John V. Duronville, MD, a Duke nephrologist who co-chaired the task force and helped the students prepare their petition, says nephrologists have recognized the deficits presented by the adjusted eGFR for many years.

“These variations can only be ascribed to race, but we know from the human genome studies that race markers do not exist,” Duronville says. “There is no genetic difference identified to support a race coefficient in eGFR. Race by itself is a sociohistorical political construct, not biological.   

The CKD-EPI measure, created in 2009, was preceded by the MDRD (Modification of Diet in Renal Disease) equation developed in 1999 to measure eGFR. It was developed following testing to achieve an objective measure of the dietary effects of protein in patients with kidney disease.

Accepting Modified eGFR at Face Value

“As a medical community, we have taken these measures at face value for years,” Duronville says. “But we are watching professionals inside and outside medicine pose questions about whether race has become a physiological determinant of any health outcome.
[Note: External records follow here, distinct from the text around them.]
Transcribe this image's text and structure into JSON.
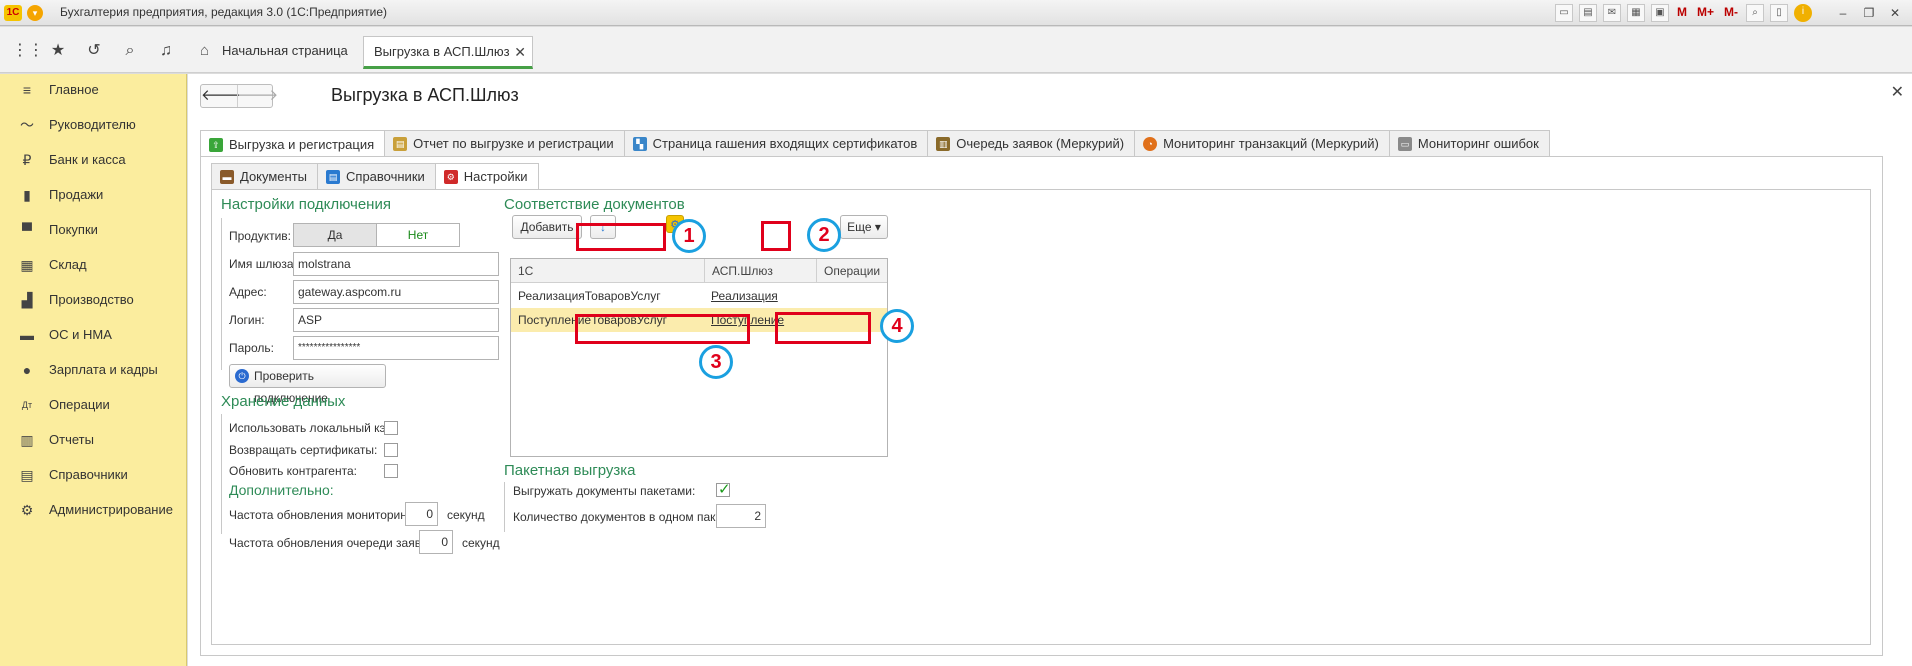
{
  "window": {
    "title": "Бухгалтерия предприятия, редакция 3.0  (1С:Предприятие)",
    "logo_text": "1С",
    "toolbar_m": [
      "M",
      "M+",
      "M-"
    ],
    "toolbar_icons": [
      "save-icon",
      "print-icon",
      "mail-icon",
      "calendar-icon",
      "calculator-icon",
      "zoom-icon",
      "layout-icon",
      "info-icon"
    ]
  },
  "topbar": {
    "home_tab": "Начальная страница",
    "active_tab": "Выгрузка в АСП.Шлюз"
  },
  "sidebar": {
    "items": [
      {
        "label": "Главное",
        "icon": "≡"
      },
      {
        "label": "Руководителю",
        "icon": "〜"
      },
      {
        "label": "Банк и касса",
        "icon": "₽"
      },
      {
        "label": "Продажи",
        "icon": "▮"
      },
      {
        "label": "Покупки",
        "icon": "▀"
      },
      {
        "label": "Склад",
        "icon": "▦"
      },
      {
        "label": "Производство",
        "icon": "▟"
      },
      {
        "label": "ОС и НМА",
        "icon": "▬"
      },
      {
        "label": "Зарплата и кадры",
        "icon": "●"
      },
      {
        "label": "Операции",
        "icon": "Дт"
      },
      {
        "label": "Отчеты",
        "icon": "▥"
      },
      {
        "label": "Справочники",
        "icon": "▤"
      },
      {
        "label": "Администрирование",
        "icon": "⚙"
      }
    ]
  },
  "page": {
    "title": "Выгрузка в АСП.Шлюз",
    "tabs": [
      {
        "label": "Выгрузка и регистрация",
        "color": "#3aa63a"
      },
      {
        "label": "Отчет по выгрузке и регистрации",
        "color": "#c9a03a"
      },
      {
        "label": "Страница гашения входящих сертификатов",
        "color": "#3a86c9"
      },
      {
        "label": "Очередь заявок (Меркурий)",
        "color": "#8a6a2a"
      },
      {
        "label": "Мониторинг транзакций (Меркурий)",
        "color": "#e0701a"
      },
      {
        "label": "Мониторинг ошибок",
        "color": "#8a8a8a"
      }
    ],
    "subtabs": [
      {
        "label": "Документы",
        "color": "#8a5a2a"
      },
      {
        "label": "Справочники",
        "color": "#2a7ad0"
      },
      {
        "label": "Настройки",
        "color": "#d02a2a"
      }
    ]
  },
  "connection": {
    "title": "Настройки подключения",
    "productive_label": "Продуктив:",
    "yes": "Да",
    "no": "Нет",
    "gateway_label": "Имя шлюза:",
    "gateway_value": "molstrana",
    "address_label": "Адрес:",
    "address_value": "gateway.aspcom.ru",
    "login_label": "Логин:",
    "login_value": "ASP",
    "password_label": "Пароль:",
    "password_value": "****************",
    "check_button": "Проверить подключение"
  },
  "storage": {
    "title": "Хранение данных",
    "local_cache_label": "Использовать локальный кэш:",
    "return_certs_label": "Возвращать сертификаты:",
    "update_contractor_label": "Обновить контрагента:"
  },
  "extra": {
    "title": "Дополнительно:",
    "monitoring_freq_label": "Частота обновления мониторинга:",
    "monitoring_freq_value": "0",
    "queue_freq_label": "Частота обновления очереди заявок:",
    "queue_freq_value": "0",
    "seconds": "секунд"
  },
  "mapping": {
    "title": "Соответствие документов",
    "add_button": "Добавить",
    "more_button": "Еще",
    "columns": [
      "1С",
      "АСП.Шлюз",
      "Операции"
    ],
    "rows": [
      {
        "c1": "РеализацияТоваровУслуг",
        "c2": "Реализация",
        "c3": ""
      },
      {
        "c1": "ПоступлениеТоваровУслуг",
        "c2": "Поступление",
        "c3": ""
      }
    ]
  },
  "batch": {
    "title": "Пакетная выгрузка",
    "batch_label": "Выгружать документы пакетами:",
    "batch_checked": true,
    "count_label": "Количество документов в одном пакете:",
    "count_value": "2"
  },
  "annotations": [
    "1",
    "2",
    "3",
    "4"
  ]
}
We believe it’s time to reconsider this metric.”

Members of the Duke task force that made the recommendations included, in addition to Duronville, co-chair Michael Datto, MD, PhD, associate vice president for Duke University Health System Clinical Laboratories, vice-chair for clinical pathology and medical director for clinical laboratories; nephrologist Kimberly Evans, MD, Maestro Care; John Toffaletti, PhD, laboratory medicine; John Roberts MD, transplant nephrology, Jennifer Gommer, PharmD (transplant pharmacy), Racquel Holmes, MD, nephrology fellow; and medical students Nali Gillespie, Elena Drews and Norah Karlovich.